Perhaps it was the sheer variety of subjects trained at us – structural
mechanics, mathematics, history of Western and Indian architecture, plumbing, photography,
arts and graphics, air-conditioning, housing, theory of design, building construction,
etc. etc. You may have flunked a couple of these or more, but it wasn’t really
possible to get seriously bored. I shudder to think what would have happened if
I had made it to IIT and missed, well, at least some of this.
But an
encyclopaedic course is presumably common to all colleges of architecture. So,
what’s so different about SPA? I suspect it is its urban, melting-pot quality
due at least in part to its location, in the heart of Delhi, away from the
rarefied university campus air. The School of Planning and Architecture is
probably the only college to have its Architecture and Planning departments
housed in two separate ‘plots’ linked by a length of slip road bordering as
public a space as the Ring Road. We sit cheek by jowl with a graveyard and the
magnificent ruins of Firoz Shah Kotla, and within sneezing distance from the IP
Power Plant, Vikas Bhawan, ICCR, and Mandi House. We are almost on the banks of
the travesty that Delhi has made of the Yamuna, more-or-less in line with history
and the City Of Shah Jahan and the other cities that came before and after it.
We cannot help an
acquired acquaintance with the high road and the low road. It also probably
explains an average SPAite’s elusive tolerance to noxious substances and the nonchalant
ability to pass by or bypass everything from the sublime to the ridiculous. In
fact, it may be the very lack of an identifiable, enclosed territory, and the
relative isolation of an academic institution ‘doomed to be a university’, which
gives us our peculiar ability to appropriate everything in our vicinity and
beyond, and to rise above the state or size of our ‘campus’. A sort of ‘At Home
in the World and at Home with the World’ syndrome. Which may be the reason I was
foolhardy enough to negotiate the way back to the hostel in the Planning Block
alone, at 2 am after a party in the SPA Audi.
On a less
flippant note, there was a more focused larger engagement with the world, through
our faculty and the course-work which paid at least lip-service to the social
and ethical aspects of architecture. And since we didn’t have recourse to a
larger academic fraternity, we were actively engaged within the college
(sometimes with rather tangible results) that used to make it such a heady
place. The SPA building itself, was a practical lesson (some called it a practical
joke) in what not to do. And successive
generations of students had a lot of scope to work on it to picaresque and
picturesque advantage – from the Art Thesis sculptures that doubled up as
outdoor and indoor seating for the canteen, to the boundary wall that worked as
space to careen, exhibit, and receive mud missiles at Utopia, to the
superlative quality of cartoons that passed for graffiti on the staircase walls.

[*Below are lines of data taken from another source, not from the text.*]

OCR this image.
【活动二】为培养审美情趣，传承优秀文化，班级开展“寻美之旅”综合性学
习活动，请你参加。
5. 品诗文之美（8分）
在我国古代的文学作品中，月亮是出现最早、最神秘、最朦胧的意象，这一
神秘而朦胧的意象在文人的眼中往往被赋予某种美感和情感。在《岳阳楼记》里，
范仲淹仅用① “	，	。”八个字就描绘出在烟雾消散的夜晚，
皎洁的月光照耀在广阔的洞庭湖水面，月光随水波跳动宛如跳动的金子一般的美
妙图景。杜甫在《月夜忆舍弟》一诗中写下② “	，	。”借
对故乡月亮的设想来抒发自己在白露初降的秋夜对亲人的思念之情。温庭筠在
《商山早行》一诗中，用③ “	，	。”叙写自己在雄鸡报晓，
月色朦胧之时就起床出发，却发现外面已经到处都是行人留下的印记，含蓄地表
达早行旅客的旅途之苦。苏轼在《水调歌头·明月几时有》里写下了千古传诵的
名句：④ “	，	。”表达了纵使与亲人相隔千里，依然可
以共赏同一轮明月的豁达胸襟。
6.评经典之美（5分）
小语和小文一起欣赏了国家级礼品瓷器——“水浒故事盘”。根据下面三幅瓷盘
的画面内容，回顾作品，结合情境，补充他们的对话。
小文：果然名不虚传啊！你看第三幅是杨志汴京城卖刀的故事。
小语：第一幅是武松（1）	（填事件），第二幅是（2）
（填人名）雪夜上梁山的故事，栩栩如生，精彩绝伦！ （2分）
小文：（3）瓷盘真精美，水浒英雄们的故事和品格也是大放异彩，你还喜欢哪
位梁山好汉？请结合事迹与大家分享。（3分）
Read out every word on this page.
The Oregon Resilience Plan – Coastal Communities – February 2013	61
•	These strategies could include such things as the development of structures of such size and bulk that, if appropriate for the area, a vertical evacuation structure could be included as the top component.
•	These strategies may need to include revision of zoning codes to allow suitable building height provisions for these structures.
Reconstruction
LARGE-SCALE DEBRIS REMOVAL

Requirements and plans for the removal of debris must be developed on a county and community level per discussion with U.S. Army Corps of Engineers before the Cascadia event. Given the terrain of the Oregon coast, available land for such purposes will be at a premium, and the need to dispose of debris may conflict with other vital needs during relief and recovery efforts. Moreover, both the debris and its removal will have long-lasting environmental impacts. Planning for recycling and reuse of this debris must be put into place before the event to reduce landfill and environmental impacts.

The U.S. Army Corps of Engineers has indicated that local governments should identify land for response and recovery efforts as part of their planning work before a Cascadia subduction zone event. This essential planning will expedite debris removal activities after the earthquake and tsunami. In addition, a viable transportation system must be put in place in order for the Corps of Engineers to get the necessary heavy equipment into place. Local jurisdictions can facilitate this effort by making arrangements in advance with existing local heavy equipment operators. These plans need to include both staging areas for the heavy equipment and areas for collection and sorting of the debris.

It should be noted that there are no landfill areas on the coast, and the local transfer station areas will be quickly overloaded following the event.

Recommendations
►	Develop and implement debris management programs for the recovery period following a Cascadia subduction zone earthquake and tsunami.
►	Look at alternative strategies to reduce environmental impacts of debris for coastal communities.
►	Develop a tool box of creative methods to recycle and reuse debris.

The library, almost always full of students from 8 in the morning to 8 at night,
was scarcely the quiet, hallowed place sacred to learning in most educational
institutions. It was a favourite hangout for dozing, debating, dishevelled
students feverishly finishing assignments – or not. A piece of SPA lore
recounts one senior’s exasperated holler on a day when the noise in the canteen
was more than usually deafening, telling everyone to “Shut up, this is not the library!”
So, it was
rather a shock when I walked into the library after returning to teach
intermittently at SPA, and found it a sad and silent space, with books piled
all over the tables and no one but the librarian in sight. Surprising too, since
SPA is bursting at the seams with about 120 students in each undergraduate
batch. The distinct, tightly knit community with its special ethos, has seemingly
mutated into a distant cousin of DU – in its attire, in its architecture and
its attitude. It may be an uphill task for the SPA Effect to thrive in the
midst of the shiny floor-tiles of the canteen in its new avatar of a cacophonous
Call Centre lobby-like space. Like the poet hoped for Abou Ben Adhem, ‘may the
tribe increase’ – but not immoderately or inordinately, and certainly not at
the cost of the qualities which gave SPA its distinctiveness, its intense
engagement within the college and with the city.